Most of my poems seem to range from one third of a page to one half of a page to almost a whole page to a little bit longer than a page to a page and a half (with occasional exceptions that are shorter or longer). But the poem I'd been working on for a while and recently finished (at least for now) is almost three whole pages long (and at least somewhat different from my norm in other ways too). I'm not usually drawn to long poems, because I'm a slow reader, and so if I see a poem that's more than a page long, I'm less likely to dive into reading it if my time feels limited. But this poem of mine is a weirdo and is doing what it wants to do.
Somewhere in the process of working on this poem, I also started thinking about how my process has changed over the years. For many years, I wrote everything on paper until a poem seemed almost done; then I would switch to the computer to see how the formatting looked when I typed the words from hand writing to the screen. I'd make a few more revisions on the computer and then print out the completed poem. If I changed my mind later and made more revisions and then printed out the revised version, I'd still keep the previous version(s) on my computer and on paper with the previous version(s) stapled to the revised version(s).

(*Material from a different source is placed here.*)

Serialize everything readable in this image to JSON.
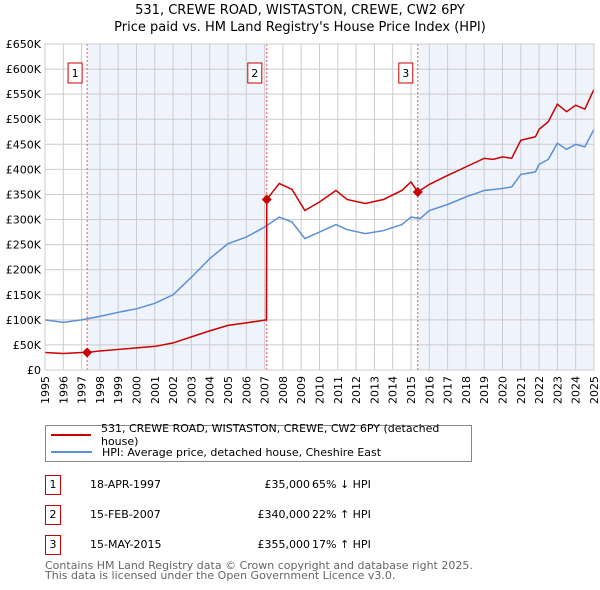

In more recent years, I don't care so much about saving all the drafts of a poem in progress. I'm not saying I delete things fast, but if a poem in progress ends up turning into a very different poem, I don't usually have a problem deleting the earlier version and just starting over with the new version and so on and so forth. I do still print out a copy of every completed poem though, so they're not just on my computer. But the printed out versions are oddly organized, as are the online versions. I mean, I know how and where I have them organized, but if I suddenly died, my files wouldn't make sense to anyone else.
I'm not a very organized person in terms of how things are stored in my home OR on my computer. As far as my computer files go, I store and organize works-in-progress in various phases, but there's so many works-in-progress that I save while they're in progress and then forget to delete all those in progress documents. I do have a somewhat organized separate file for my completed poems though, entitled "Juliet POEMS".
I'm someone who has been writing poetry for over 30 years now, so if I saved all my drafts and in progress poems, my space would be inundated with works-in-progress, as well as documents from the past that I just never deleted or got rid of. It already is to a certain extent. I guess I'm in the middle with that sort of stuff and maybe I always will be. I most certainly don't desire to forget or ignore or delete the past (especially in terms of my poetry), but I most certainly do prefer to focus on the present.
On a semi-related note, another part of the reason I still have a lot of files, documents, and pieces of writing (most certainly not just poems) from the past is because I don't feel like focusing on a bunch of past documentation (such as old hand-written letters, old photos, old files, etc...) in order to decide what I should or shouldn't get rid of, because then my mind would focus on the past to make those sort of decisions.